Je ne parle plus de chaque rouge
chilien d'un certain âge que j'ouvre et qui me ravit. Il y a des
limites à taper sur le même clou, mais parfois je ne peux résister
tellement le vin dans mon verre est incroyable. C'est le cas de ce
vin de Vina Carmen, un autre de ces producteurs traditionnels
chiliens qu'on a tendance à ne plus remarquer car il n'a pas cette
image de nouveauté. Je n'ai pas de détails sur l'élaboration de ce
vin. L'étiquette indique un titre alcoolique de 14%.
La robe est d'une teinte grenat encore
bien soutenue. Le nez est très expressif pour un vin de cet âge et
embaume la cerise, le cassis, le bois de cèdre, la terre noire et le
camphre, le tout complété en mode mineur par des relents vanillés
d'épices douces, de bois brûlé et de chocolat noir. Superbe nez de
Cabernet Sauvignon à un moment de grâce de son parcours évolutif.
Difficile d'imaginer qu'il aurait pu être plus complexe et agréable
à un un autre moment de son évolution. La bouche impressionne tout
autant et surprend par la vivacité et la douceur de son fruit. Un
fruit marqué par le temps, certes, mais qui domine encore l'action,
appuyé sur une bonne dose d'amertume qui apporte équilibre et
sérieux à l'ensemble. Le milieu de bouche confirme que la matière
de ce nectar est encore bien généreuse, avec très bon niveau de
concentration et un volume contenu qui donne au vin une impression de
densité. Les tanins sont veloutés et font surtout sentir leur
présence dans une finale intense aux saveurs très persistantes.
Que dire de plus à propos de ce vin
sans avoir l'air de me répéter? Par la nature de ses arômes
et de ses saveurs ce nectar montre les traces de l'évolution en bouteille,
mais en même temps, l'intensité du fruit et la richesse de la
matière sont simplement renversants pour un vin de ce prix (17$ lors
de l'achat il y a 12 ans, le 2011, maintenant appelé Gran Reserva, est actuellement offert à 18.75$).
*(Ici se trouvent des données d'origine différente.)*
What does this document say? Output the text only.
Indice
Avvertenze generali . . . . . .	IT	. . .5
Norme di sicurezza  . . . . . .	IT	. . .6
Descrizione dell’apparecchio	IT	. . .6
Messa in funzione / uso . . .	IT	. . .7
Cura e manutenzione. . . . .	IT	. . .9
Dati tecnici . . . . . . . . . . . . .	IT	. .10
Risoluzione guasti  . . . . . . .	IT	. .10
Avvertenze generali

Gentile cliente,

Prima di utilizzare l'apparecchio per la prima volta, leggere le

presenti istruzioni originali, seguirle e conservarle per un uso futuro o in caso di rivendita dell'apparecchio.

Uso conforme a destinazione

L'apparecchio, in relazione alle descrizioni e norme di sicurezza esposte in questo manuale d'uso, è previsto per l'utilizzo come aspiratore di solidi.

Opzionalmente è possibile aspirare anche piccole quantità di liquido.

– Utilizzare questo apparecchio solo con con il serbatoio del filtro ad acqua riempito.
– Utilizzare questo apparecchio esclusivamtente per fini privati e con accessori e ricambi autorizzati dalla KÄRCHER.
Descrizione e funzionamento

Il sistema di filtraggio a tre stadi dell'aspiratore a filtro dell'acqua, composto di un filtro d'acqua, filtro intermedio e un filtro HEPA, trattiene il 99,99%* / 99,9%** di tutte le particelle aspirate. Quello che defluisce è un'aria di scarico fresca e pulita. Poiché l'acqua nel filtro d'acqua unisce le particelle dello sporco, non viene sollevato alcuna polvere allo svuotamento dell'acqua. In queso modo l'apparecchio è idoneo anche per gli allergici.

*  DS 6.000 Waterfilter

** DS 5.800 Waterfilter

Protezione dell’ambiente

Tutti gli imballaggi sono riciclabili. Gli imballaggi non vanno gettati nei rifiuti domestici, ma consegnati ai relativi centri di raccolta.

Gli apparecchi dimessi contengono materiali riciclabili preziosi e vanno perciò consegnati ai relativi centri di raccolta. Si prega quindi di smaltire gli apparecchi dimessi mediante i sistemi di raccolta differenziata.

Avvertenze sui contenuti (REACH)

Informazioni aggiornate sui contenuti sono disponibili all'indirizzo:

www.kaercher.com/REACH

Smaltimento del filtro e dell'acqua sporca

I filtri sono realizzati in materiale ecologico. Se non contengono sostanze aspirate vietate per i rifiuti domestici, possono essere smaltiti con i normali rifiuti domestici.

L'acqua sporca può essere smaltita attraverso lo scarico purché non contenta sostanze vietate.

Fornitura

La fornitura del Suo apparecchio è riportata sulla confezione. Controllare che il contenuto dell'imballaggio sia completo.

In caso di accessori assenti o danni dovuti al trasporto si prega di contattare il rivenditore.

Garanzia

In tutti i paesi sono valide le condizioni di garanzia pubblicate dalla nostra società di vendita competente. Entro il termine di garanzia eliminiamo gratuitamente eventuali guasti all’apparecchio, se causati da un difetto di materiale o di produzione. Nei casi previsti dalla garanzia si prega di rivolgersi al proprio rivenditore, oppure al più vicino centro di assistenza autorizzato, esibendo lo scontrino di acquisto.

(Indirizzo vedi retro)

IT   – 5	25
Si ce vin était de Napa, au lieu de Maipo, son prix aurait été
beaucoup plus élevé. Je sais, je me répète, mais quand on est
face à un tel vin on est immanquablement frappé par la dichotomie
entre le niveau qualitatif, le potentiel de garde et le ridicule du
prix. Ce vin a maintenant 15 ans d'âge, et il est clair qu'il aurait
pu continuer son évolution pour au moins 15 autres années, et
probablement plus. Une autre preuve, si besoin est, du trésor
négligé que représente le Cab chilien de type Reserva. En plein le
type de vin qui représente bien le "Bordeaux chilien" dont je traitais dans mon texte précédant. Les "winemakers" derrière ce type de vin n'apparaîtront jamais dans les listes à la
mode de journalistes pour la simple et bonne raison que pour constater le plein
potentiel de ce type de vin il faut avoir la patience de les garder
plus d'une décennie. Comme mode et patience sont des termes irréconciliables l'amateur doit tenter de voir au-delà.